FLASH FACTS: Random Observations

• Profesor Zoom/Reverse Flash was created by John Broome and Carmine Infantino, and first appeared in Flash #139, published in 1963. Zoom is a 25th Century time-traveler who basically wants to undo everything the Flash has ever stood for through murder and deceit. I think from the epilogue scene we're supposed to believe that he's Wells, but I don't know about that.

Here's my theory, for what it's worth: I think Eddie Thawne's gonna wind up being the Reverse Flash and Harrison Wells is the 25th-century time-traveler who's sort of grooming him for the role, . Wells does resembles the Hunter Zolomon iteration of Zoom, a guy crippled by a Speed Force accident who dedicates his life to making the Flash better through tragedy. Zolomon was a cop alongside Wally West, which fits the Thawne story, so … who knows.

The most likely conclusion is that the writers took both the Zoom and Thawne characters, stirred them up in a pot and sort of picked bits from both, figuring out how best to use them in this season-long tease. I feel like we'd have a better idea if the weekly epilogues went somewhere beyond, "Isn't this mysterious?! It is! It's very mysterious, right?!", but here we are.

• When strong-arming McGee into letting them use her tachyon device as bait for RevFlash, Barry mentions selling the secrets he saw on his tour of MercuryLabs to Science Showcase Magazine, which is a reference to Showcase #4, which marked the first appearance of the Barry Allen/Silver Age Flash.

• Let's take a second and discuss the Iris/Barry dilemma. Okay, I understand that people who grow up under the same roof and are not related to each other can fall in love. It's a little weird, but love is love. So my objections to the Barry/Iris pairing aren't coming solely, or even largely, from this point of reference. My main sticking point is that Iris has made it clear on numerous occasions that she does not see Barry in that way, and yet he persists.
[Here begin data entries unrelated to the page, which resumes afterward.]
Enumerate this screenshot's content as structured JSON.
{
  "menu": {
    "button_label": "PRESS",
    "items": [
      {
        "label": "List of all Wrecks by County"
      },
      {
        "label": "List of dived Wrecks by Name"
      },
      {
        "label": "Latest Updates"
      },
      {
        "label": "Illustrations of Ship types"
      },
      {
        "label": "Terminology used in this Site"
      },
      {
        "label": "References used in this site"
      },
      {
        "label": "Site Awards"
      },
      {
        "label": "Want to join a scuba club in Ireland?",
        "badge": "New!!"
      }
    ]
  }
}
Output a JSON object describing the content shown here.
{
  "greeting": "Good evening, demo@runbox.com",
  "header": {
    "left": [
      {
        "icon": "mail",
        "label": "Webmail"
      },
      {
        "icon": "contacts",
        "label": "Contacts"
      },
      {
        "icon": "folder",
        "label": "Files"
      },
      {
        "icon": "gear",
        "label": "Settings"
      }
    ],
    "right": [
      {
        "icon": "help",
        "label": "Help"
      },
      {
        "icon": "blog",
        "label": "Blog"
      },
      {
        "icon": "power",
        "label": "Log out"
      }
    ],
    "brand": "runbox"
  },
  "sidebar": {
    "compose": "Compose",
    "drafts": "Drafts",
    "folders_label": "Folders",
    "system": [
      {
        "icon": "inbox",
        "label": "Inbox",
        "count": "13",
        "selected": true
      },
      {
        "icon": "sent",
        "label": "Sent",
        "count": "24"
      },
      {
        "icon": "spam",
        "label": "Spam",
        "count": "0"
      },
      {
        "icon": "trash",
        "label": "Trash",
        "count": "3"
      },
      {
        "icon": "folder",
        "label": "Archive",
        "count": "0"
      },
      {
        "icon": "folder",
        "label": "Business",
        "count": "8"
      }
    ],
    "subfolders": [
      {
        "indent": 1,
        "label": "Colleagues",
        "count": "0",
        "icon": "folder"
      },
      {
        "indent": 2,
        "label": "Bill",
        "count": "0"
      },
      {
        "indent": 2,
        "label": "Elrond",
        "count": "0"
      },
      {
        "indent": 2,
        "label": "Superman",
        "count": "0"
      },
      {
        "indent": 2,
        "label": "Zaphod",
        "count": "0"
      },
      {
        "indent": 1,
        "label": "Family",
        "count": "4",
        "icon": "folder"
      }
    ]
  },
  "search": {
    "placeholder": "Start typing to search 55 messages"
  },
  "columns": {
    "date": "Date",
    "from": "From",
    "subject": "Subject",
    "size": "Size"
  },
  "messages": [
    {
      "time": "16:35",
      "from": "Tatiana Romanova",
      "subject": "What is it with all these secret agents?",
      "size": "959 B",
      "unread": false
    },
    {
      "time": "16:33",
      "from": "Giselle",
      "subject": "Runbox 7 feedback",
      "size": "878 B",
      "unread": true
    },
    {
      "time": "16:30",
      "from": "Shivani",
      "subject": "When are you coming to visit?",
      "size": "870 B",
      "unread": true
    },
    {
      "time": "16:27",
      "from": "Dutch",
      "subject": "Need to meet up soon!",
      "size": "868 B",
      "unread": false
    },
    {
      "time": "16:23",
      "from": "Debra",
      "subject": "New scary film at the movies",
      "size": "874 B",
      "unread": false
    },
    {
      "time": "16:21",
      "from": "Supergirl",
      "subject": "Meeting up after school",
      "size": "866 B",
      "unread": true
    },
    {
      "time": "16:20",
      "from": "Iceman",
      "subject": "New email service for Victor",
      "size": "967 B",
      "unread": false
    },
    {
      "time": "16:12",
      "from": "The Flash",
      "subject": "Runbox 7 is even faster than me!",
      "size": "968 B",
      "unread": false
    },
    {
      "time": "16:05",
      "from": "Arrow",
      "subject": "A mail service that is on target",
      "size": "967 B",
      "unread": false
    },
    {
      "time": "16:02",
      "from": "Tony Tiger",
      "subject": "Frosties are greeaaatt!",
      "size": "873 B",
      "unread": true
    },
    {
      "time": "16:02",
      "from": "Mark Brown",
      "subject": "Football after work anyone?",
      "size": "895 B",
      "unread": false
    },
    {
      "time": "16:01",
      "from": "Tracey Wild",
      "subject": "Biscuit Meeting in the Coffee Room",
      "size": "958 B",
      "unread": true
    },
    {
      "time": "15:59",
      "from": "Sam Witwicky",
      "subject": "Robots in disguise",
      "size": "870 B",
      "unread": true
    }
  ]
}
I've been thinking a lot about this piece at the AV Club about Joe Lo Truglio's hilarious Boyle character on Brooklyn Nine-Nine and how his borderline stalker behavior just wasn't funny. (Go read the piece, and if your'e not watching B99, shut up and watch it. It's really good.) The same idea applies to Barry, though. It's not heroic to hound a lady who has made it clear that she's not into you the way you're into her. I'm glad Barry finally, after decades, got his feelings off his chest, but at the same time, I have problem with fiction that says it's okay to disregarded another person's repeated "no"s in favor of some warped notion of romance. It's creepy and gross.

• After dropping hints since basically Day One, Firestorm finally made a legit appearance! Created by Gerry Conway and Al Milgrom to appear in Firestorm, the Nuclear Man #1, 1978, Firestorm was initially the psyches of Ronnie Raymond and Martin Stein, a high school student and Nobel-Prize-winning physicist, respectively. During a lab accident, both brains were trapped in the fused nuclear body of Firestorm, with Ronnie the dominant personality and Stein as the voice of reason. Firestorm's powers include the ability to transmute and change shape of matter. And also his head is on fire all of the time. There have been other iterations, but the original seems to be closest to the CW version.

• Finally, here's a video of Carlos Valdez and Tom Cavanagh doing some sort of fake horn rendition of  "Have Yourself A Merry Little Christmas," and "Santa Claus Is Coming To Town." It's a lot of fun.

 

FLASH-FORWARD: Future Happenings

So we're taking a brief hiatus for the holidays, and we'll be back on January 20, which sees the return of Captain Cold and the other guy from Prison Break in an episode titled, "Revenge of the Rogues." Yay! A villain we didn't see die is back! See you next year, suckers!